All the qualities we admire in great parents—patience, humor, big-picture perspective, warmth and openness—are qualities mothers desperately need turned on themselves in order for our families to thrive. Buddhist teacher Jack Kornfield says compassion that does not include the self is incomplete, but often in the chaotic day-to-day of mothering kids, refreshing ourselves or caring for our souls gets forgotten.
In my practice I often see moms who come to talk about their anger, irritation, or lack of joie de vivre. What a surprise when we take stock of her life and realize, "Ah! It is actually all too much for one person to carry!" The feelings of hopelessness and anger are normal human responses to a relentless experience of responding to impossible demands.
So what to do about it? One client said, "Great. I can't quit my job. I can't not care for my kids. What good does knowing that it's an impossible task do me?"
The answer is this: forgiveness, humor, joy and present-moment awareness flow when we stop fighting ourselves with thoughts like "I should be doing more! What's wrong with me? Why am I so crabby? Why do other moms seem so together?" and start surrendering to life and befriending ourselves in the struggle.
If your self-talk moves from the harshness above to, "Ok, little Mama, you've had a long day—you still have to feed everyone and get through dinner. What can you do to make it more fun for you? Let go of everything else and just breathe and be here."
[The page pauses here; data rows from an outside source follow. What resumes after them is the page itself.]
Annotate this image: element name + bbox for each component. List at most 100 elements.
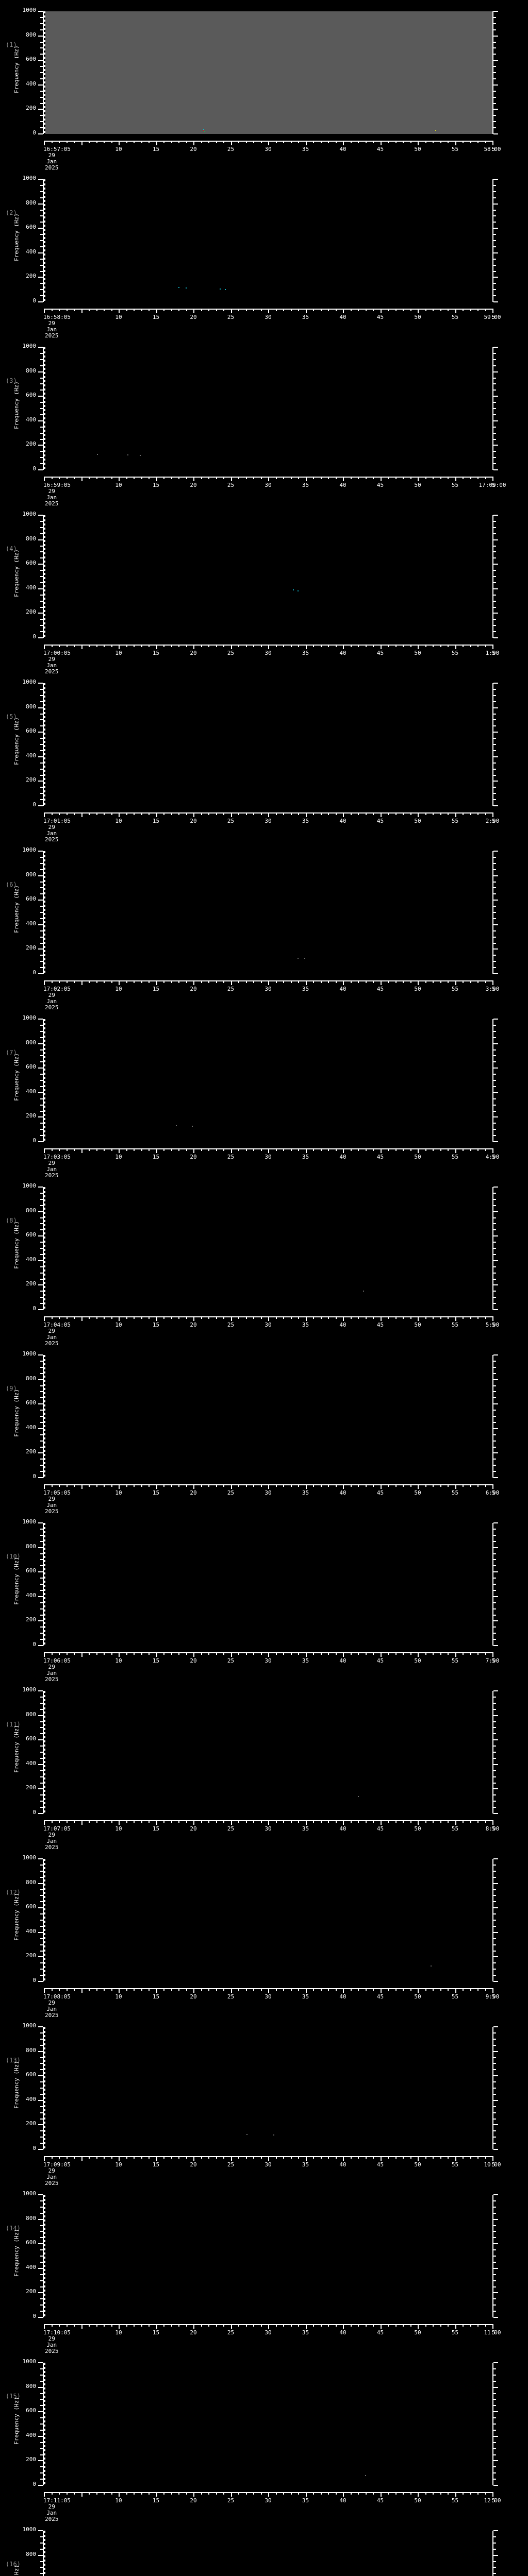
y-tick-mark: [493, 1391, 496, 1393]
y-tick-mark: [493, 539, 498, 540]
x-tick-mark: [51, 2492, 53, 2495]
x-tick-mark: [418, 1988, 419, 1993]
y-tick-mark: [493, 787, 496, 788]
x-tick-mark: [178, 1652, 179, 1655]
plot-area[interactable]: [44, 1355, 492, 1478]
x-tick-mark: [477, 309, 478, 311]
y-tick-mark: [493, 451, 496, 452]
y-tick-mark: [493, 270, 496, 272]
y-tick-mark: [40, 2261, 43, 2263]
plot-panel: (2) Frequency (Hz) 0 200 400 600 800 1000 16:58:…: [0, 168, 528, 339]
x-tick-label-end: 5: [491, 1657, 496, 1664]
y-axis-left-spine: [43, 2195, 44, 2317]
x-tick-mark: [260, 980, 262, 983]
x-tick-mark: [208, 1148, 209, 1151]
y-tick-mark: [493, 1559, 496, 1561]
x-tick-mark: [66, 1148, 68, 1151]
y-tick-mark: [40, 240, 43, 241]
x-tick-mark: [96, 1652, 97, 1655]
x-tick-mark: [208, 812, 209, 815]
x-tick-mark: [245, 141, 247, 143]
x-tick-mark: [290, 980, 292, 983]
plot-area[interactable]: [44, 347, 492, 470]
y-tick-mark: [493, 2063, 496, 2064]
y-tick-mark: [38, 851, 43, 852]
plot-area[interactable]: [44, 179, 492, 302]
x-tick-label-rollover: 9:00: [485, 1993, 500, 2000]
date-line: Jan: [46, 1502, 57, 1509]
plot-area[interactable]: [44, 1691, 492, 1814]
plot-area[interactable]: [44, 2195, 492, 2317]
y-tick-mark: [493, 438, 496, 440]
x-tick-mark: [298, 1316, 299, 1319]
x-tick-mark: [186, 141, 187, 143]
x-tick-mark: [343, 1652, 344, 1657]
plot-area[interactable]: [44, 1187, 492, 1310]
x-tick-mark: [470, 812, 471, 815]
x-tick-mark: [485, 1988, 486, 1991]
x-axis: [44, 1988, 493, 1993]
x-tick-mark: [44, 2324, 45, 2329]
y-tick-mark: [493, 1739, 498, 1741]
plot-area[interactable]: [44, 2531, 492, 2576]
panel-index-label: (6): [6, 881, 17, 888]
y-tick-mark: [40, 2417, 43, 2419]
x-tick-mark: [141, 1652, 142, 1655]
plot-area[interactable]: [44, 1523, 492, 1646]
y-tick-mark: [493, 2218, 498, 2220]
x-axis-date-stack: 29 Jan 2025: [45, 1664, 59, 1683]
y-tick-mark: [38, 2292, 43, 2294]
x-axis-date-stack: 29 Jan 2025: [45, 1328, 59, 1347]
plot-area[interactable]: [44, 683, 492, 806]
y-tick-mark: [493, 371, 498, 372]
x-tick-mark: [492, 477, 493, 481]
x-tick-label: 35: [302, 1825, 309, 1832]
y-tick-mark: [493, 1589, 496, 1591]
plot-area[interactable]: [44, 1019, 492, 1142]
y-tick-label: 800: [26, 535, 36, 542]
x-tick-mark: [119, 477, 120, 481]
x-tick-mark: [477, 645, 478, 647]
x-tick-label: 40: [339, 1489, 346, 1496]
x-tick-mark: [343, 645, 344, 649]
y-tick-mark: [493, 426, 496, 428]
y-tick-mark: [40, 625, 43, 626]
plot-area[interactable]: [44, 2363, 492, 2485]
x-tick-mark: [328, 477, 329, 479]
y-tick-mark: [493, 606, 496, 608]
plot-left-edge-marker: [44, 2363, 45, 2485]
y-tick-mark: [40, 96, 43, 98]
date-line: 29: [48, 1999, 55, 2006]
plot-area[interactable]: [44, 2027, 492, 2149]
x-tick-mark: [313, 1484, 314, 1487]
panel-index-label: (16): [6, 2561, 21, 2568]
y-tick-mark: [493, 209, 496, 211]
y-tick-mark: [40, 1104, 43, 1106]
x-tick-mark: [216, 1148, 217, 1151]
y-tick-mark: [493, 2099, 498, 2101]
x-tick-mark: [418, 309, 419, 313]
x-tick-label-end: 5: [491, 146, 496, 152]
x-tick-mark: [328, 1148, 329, 1151]
plot-area[interactable]: [44, 1859, 492, 1981]
x-tick-mark: [44, 477, 45, 481]
y-tick-label: 400: [26, 1088, 36, 1095]
y-tick-mark: [40, 2536, 43, 2537]
plot-area[interactable]: [44, 11, 492, 134]
plot-area[interactable]: [44, 851, 492, 974]
y-tick-label: 600: [26, 1231, 36, 1239]
x-tick-mark: [89, 1484, 90, 1487]
y-tick-mark: [493, 2393, 496, 2394]
x-tick-mark: [350, 141, 352, 143]
x-tick-mark: [365, 645, 367, 647]
x-tick-mark: [470, 2492, 471, 2495]
y-tick-mark: [38, 1764, 43, 1765]
x-tick-label: 20: [190, 314, 197, 320]
x-tick-mark: [96, 1988, 97, 1991]
plot-area[interactable]: [44, 515, 492, 638]
x-tick-mark: [425, 309, 426, 311]
y-tick-mark: [493, 2561, 496, 2562]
I believe that once we stop undermining and fighting ourselves, we are capable of the tiny, exquisite changes that make life joyful. No one can tell you what these will be, they spring naturally from your unique self when you are in an open, creative space. One woman's pleasures are not going to work for another. But finding this connection to ease and fun will open up your heart.
I have found a lot of grace in practicing kindly and warmly asking my partner for more help, and in incorporating the idea of "catching my kids being good" and praising them through physical affection. I also try to write in my journal every day. These are some of the ways I mother myself. And I am becoming a better mother as I include myself in my family as someone who needs nurturing!